THE ORDER Metal Casino
Dockyard 1 / Underclass

Pan ! Dans ta face… Vous allez croire que je radote : 2007 est l'année de la Suisse ! C'est à croire que c'est là que ça se passe question hard rock… Après Shakra, et surtout l'excellentissime dernier Gotthard, voici… The Order, formé en 2005 par l'ex-guitariste de Gurd Bruno Spring, qui a entraîné dans l'aventure ses acolytes Andrej Abplanalp (Basse) et Mauro Casciero (batterie) ainsi que le chanteur Gianni Pontillo (Pure Inc.) Ils ont sorti en 2006 un premier album intitulé Son Of Armageddon et sont de retour avec cet énorme Metal Casino.

Ce n'est pas du trash, ni du métal alternatif, c'est juste… Hargneux, graisseux et… mélodieux. Ouais, tout ça ! Les bonne vieilles recette dotées d'arrangements modernes. Du hard rock survitaminé joué à quatre. Une guitare en fusion, mi-fêtarde, mi-moqueuse qui repose sur une section rythmique en béton armé. Un chanteur déchaîné. Un groupe qui balance vraiment, qui joue fun avec un son direct, taillé pour la scène. Ca ne vous rappelle personne ? Van Halen, bien sûr ! S'ils n'osent pas la référence sur le dossier de presse, je m'en charge volontiers, tant ça m'a frappé. Dans le plus pur esprit rock, les morceaux paraissent courts, sans bla-bla, urgents. Voilà pour la hargne.

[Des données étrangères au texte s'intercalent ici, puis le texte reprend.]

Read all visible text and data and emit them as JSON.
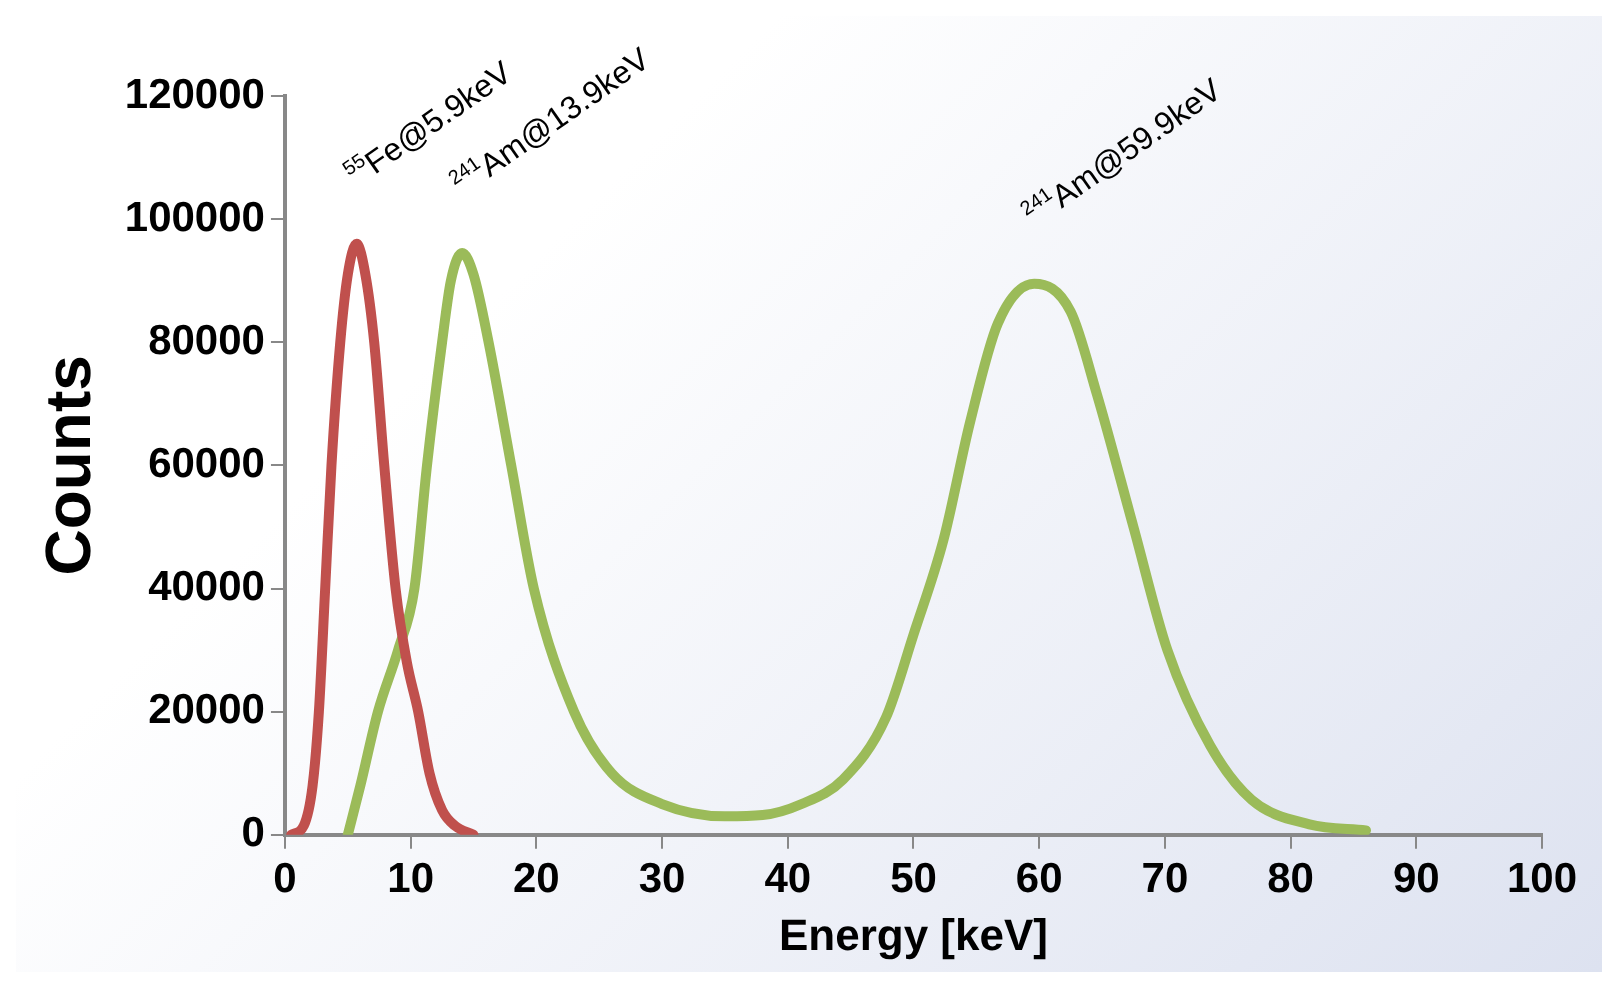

C'est de la musique de bonshommes. Pas de faux machos (ou vrais homos refoulés) en slips à fourrure… Non, du rock je vous dis ! Le son est gros (c'est un euphémisme) et la machine est construite pour avancer (a pas la marche arrière !) L'ombre de Lemmy plane sur l'Helvétie (pas les lanternes). Voilà pour la graisse.

La première moitié de l'album donne dans le hard classique, la seconde sonne plus métal moderne. Les compositions sont empreintes de classicisme dans leur construction, tout en sachant sortir des sentiers battus pour surprendre l'auditeur avec une section en arpèges, une piste acoustique ou un (faux) départ en forme de ballade. Voilà pour la mélodie.

Le guitariste est talentueux, assurant des rythmiques titanesques, des soli débridés et de petites touches « impressionnistes » un peu décalées. Ses plans sont marqués par l'humour de qui « joue » avec son instrument. On pense bien sûr à Eddie the Hand mais aussi à Mattias IA Eklundh de Freak Kitchen.

Quant au chant… Imaginez Ozzy qui aurait mangé des cailloux et bu de la bière au lieu du whisky et des drogues et qui dépoterait comme David Lee Roth en plus grasseyant, vous obtenez… Gianni Pontillo !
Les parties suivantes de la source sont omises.